Door middel van infraroodstraling wordt op een belangrijke, natuurlijke wijze warmte overgebracht. Infraroodverwarming wordt tot nu toe nog weinig toegepast. Het effect van infraroodstraling is direct merkbaar. Net zoals op een zonnige dag voorwerpen die in de zon liggen warm zijn. Infraroodverwarming heeft verschillende voordelen. Eén van de belangrijkste is dat de lucht niet wordt opgewarmd, maar alle andere dingen die in aanraking met de zonnestralen komen. Deze geven vervolgens weer warmte af. Zo gaat er geen warmte verloren.
Er zal 95 tot 100% van de gebruikte energie omgezet worden in bruikbare warmte. Er zijn tegenwoordig ook zelfdenkende infraroodpanelen. Deze panelen stellen zichzelf permanent bij. Als ze van de thermostaat regelmatig een seintje krijgen om aan te springen, zullen ze met meer vermogen straling afgeven, en omgekeerd. Vergeleken met klassieke verwarminssystemen is een infraroodverwarming veel zuiniger gebleken. Men kan bij infraroodverwarming 6 tot 7% energie per graad besparen ten opzichte van centrale verwarming. Bij infraroodverwarming gaat er namelijk nauwelijks energie verloren: je profiteert direct van de straling, die omgezet wordt in warmte. Wanneer de infraroodverwarming ingeschakeld wordt, zal je dat direct merken. Hierdoor heb je, bij een lagere temperatuur, sneller een behaaglijk gevoel. De temperatuur van de lucht zal geleidelijk aan stijgen doordat voorwerpen de opgenomen warmte langzaam weer afgeven aan de lucht. Om deze reden kan infraroodvewarming eerder uitgezet worden terwijl de lucht evengoed nog opgewarmd wordt.

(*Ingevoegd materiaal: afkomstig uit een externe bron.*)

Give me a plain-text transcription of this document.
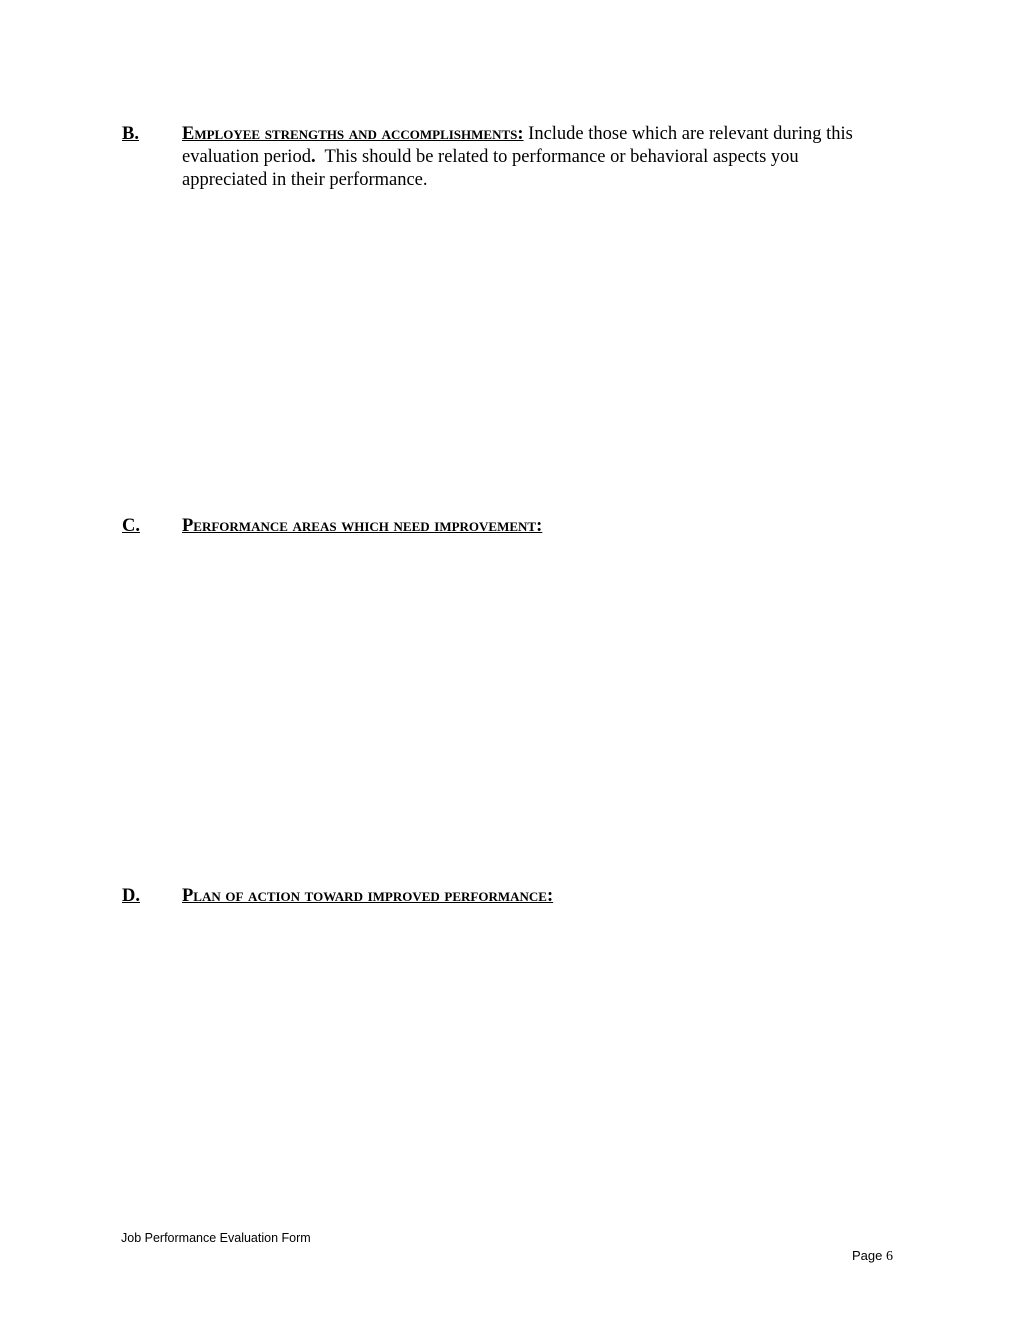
B.	Employee strengths and accomplishments: Include those which are relevant during this evaluation period.  This should be related to performance or behavioral aspects you appreciated in their performance.
C.	Performance areas which need improvement:
D.	Plan of action toward improved performance:
Job Performance Evaluation Form
Page 6
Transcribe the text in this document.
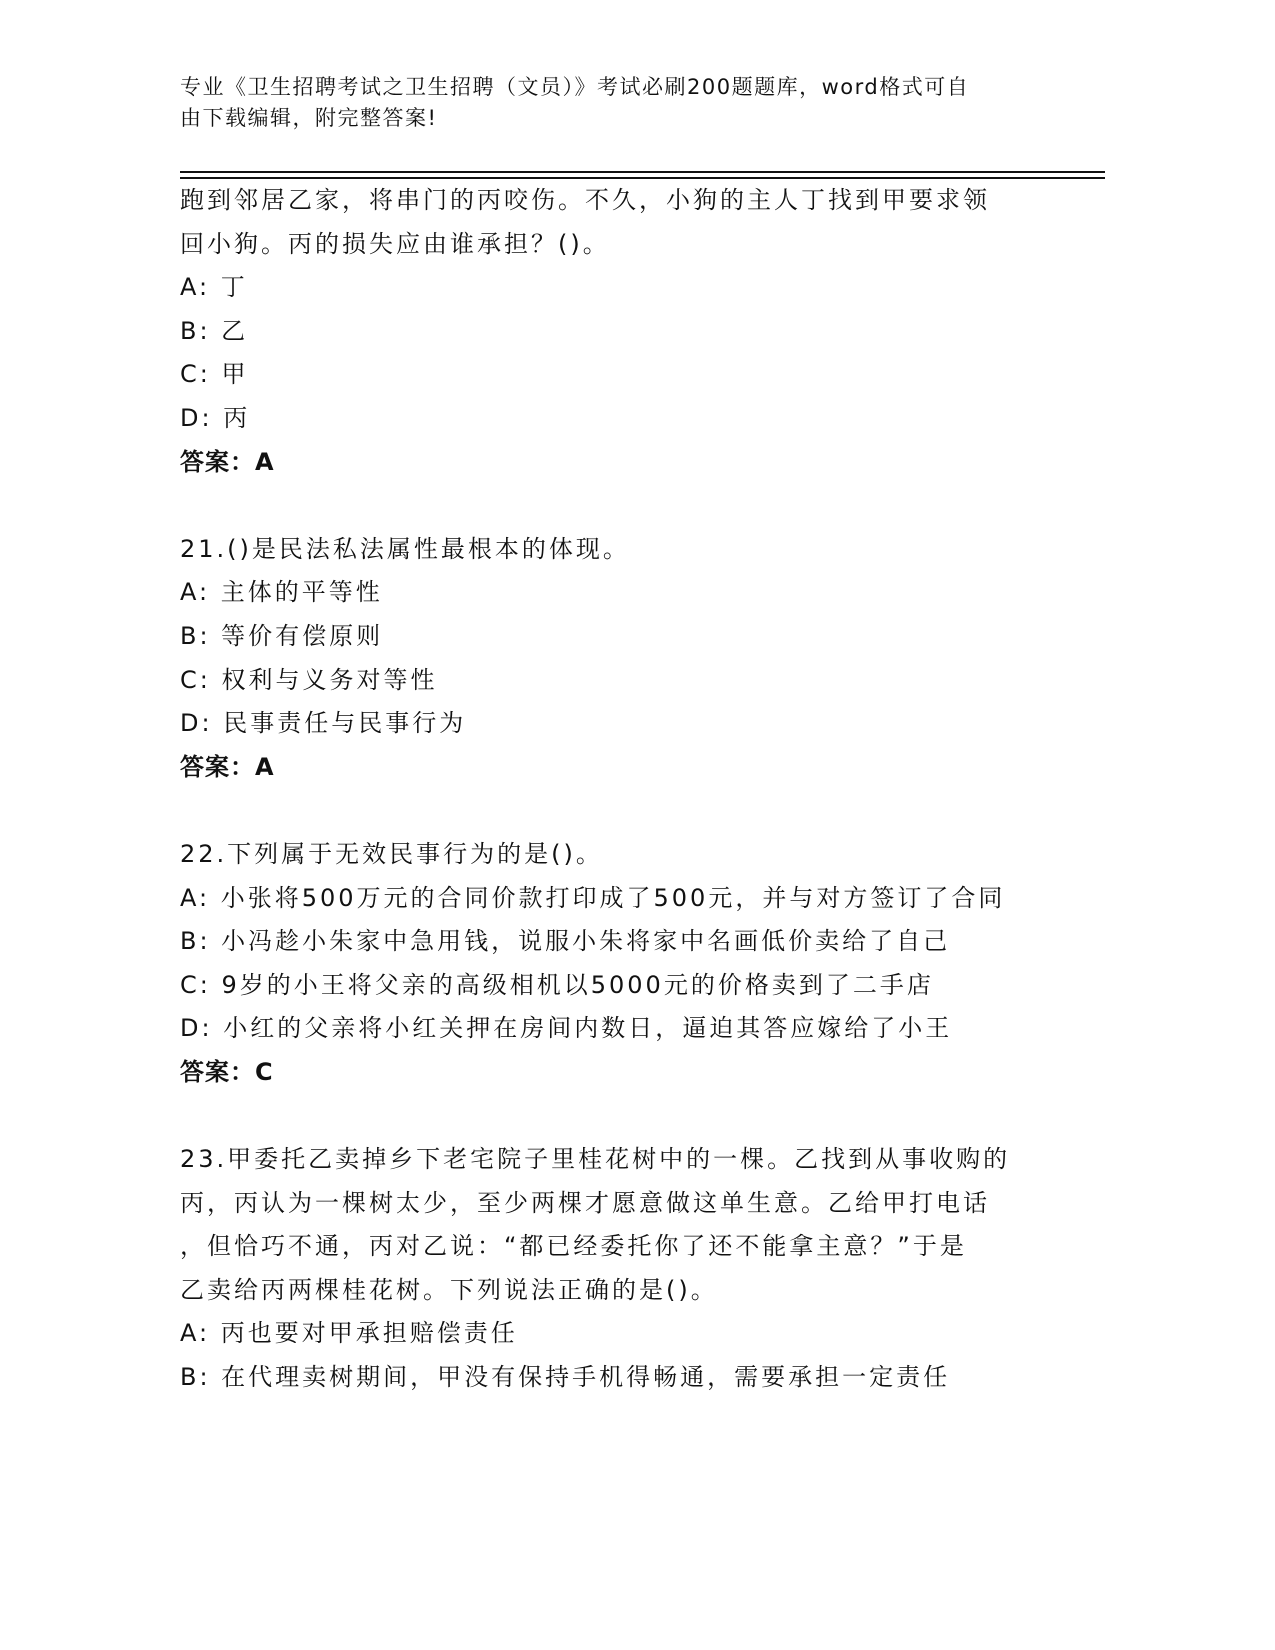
专业《卫生招聘考试之卫生招聘（文员）》考试必刷200题题库，word格式可自
由下载编辑，附完整答案!
跑到邻居乙家，将串门的丙咬伤。不久，小狗的主人丁找到甲要求领
回小狗。丙的损失应由谁承担？()。
A: 丁
B: 乙
C: 甲
D: 丙
答案：A
21.()是民法私法属性最根本的体现。
A: 主体的平等性
B: 等价有偿原则
C: 权利与义务对等性
D: 民事责任与民事行为
答案：A
22.下列属于无效民事行为的是()。
A: 小张将500万元的合同价款打印成了500元，并与对方签订了合同
B: 小冯趁小朱家中急用钱，说服小朱将家中名画低价卖给了自己
C: 9岁的小王将父亲的高级相机以5000元的价格卖到了二手店
D: 小红的父亲将小红关押在房间内数日，逼迫其答应嫁给了小王
答案：C
23.甲委托乙卖掉乡下老宅院子里桂花树中的一棵。乙找到从事收购的
丙，丙认为一棵树太少，至少两棵才愿意做这单生意。乙给甲打电话
，但恰巧不通，丙对乙说：“都已经委托你了还不能拿主意？”于是
乙卖给丙两棵桂花树。下列说法正确的是()。
A: 丙也要对甲承担赔偿责任
B: 在代理卖树期间，甲没有保持手机得畅通，需要承担一定责任
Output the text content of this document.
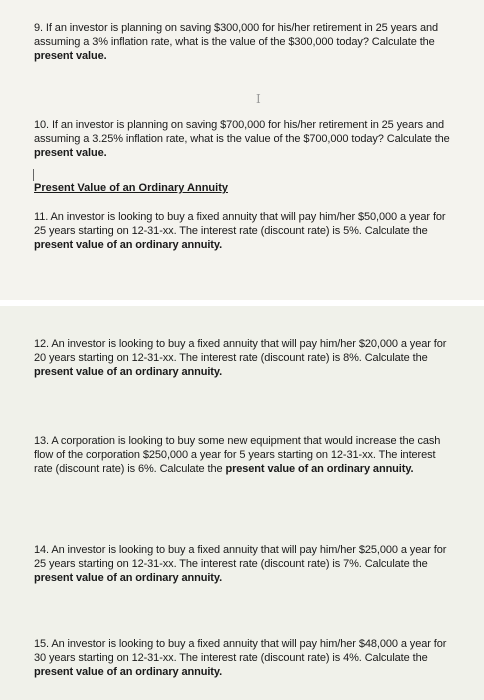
9. If an investor is planning on saving $300,000 for his/her retirement in 25 years and assuming a 3% inflation rate, what is the value of the $300,000 today? Calculate the present value.
I
10. If an investor is planning on saving $700,000 for his/her retirement in 25 years and assuming a 3.25% inflation rate, what is the value of the $700,000 today? Calculate the present value.
Present Value of an Ordinary Annuity
11. An investor is looking to buy a fixed annuity that will pay him/her $50,000 a year for 25 years starting on 12-31-xx. The interest rate (discount rate) is 5%. Calculate the present value of an ordinary annuity.
12. An investor is looking to buy a fixed annuity that will pay him/her $20,000 a year for 20 years starting on 12-31-xx. The interest rate (discount rate) is 8%. Calculate the present value of an ordinary annuity.
13. A corporation is looking to buy some new equipment that would increase the cash flow of the corporation $250,000 a year for 5 years starting on 12-31-xx. The interest rate (discount rate) is 6%. Calculate the present value of an ordinary annuity.
14. An investor is looking to buy a fixed annuity that will pay him/her $25,000 a year for 25 years starting on 12-31-xx. The interest rate (discount rate) is 7%. Calculate the present value of an ordinary annuity.
15. An investor is looking to buy a fixed annuity that will pay him/her $48,000 a year for 30 years starting on 12-31-xx. The interest rate (discount rate) is 4%. Calculate the present value of an ordinary annuity.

Vocht- en schimmelplekken zorgen in een badkamer vaak voor ergernissen. Met infraroodverwarming heb je daar nu geen last meer van. Met infraroodverwarming worden de objecten in de ruimte namelijk verwarmd. Deze objecten (plafonds, meubels, muren enz.) absorberen deze straling en geven dit weer af aan de ruimte. Hierdoor zijn de objecten in de regel warmer dan de lucht met als gevolg dat het vocht in de lucht minder zal condenseren op deze objecten.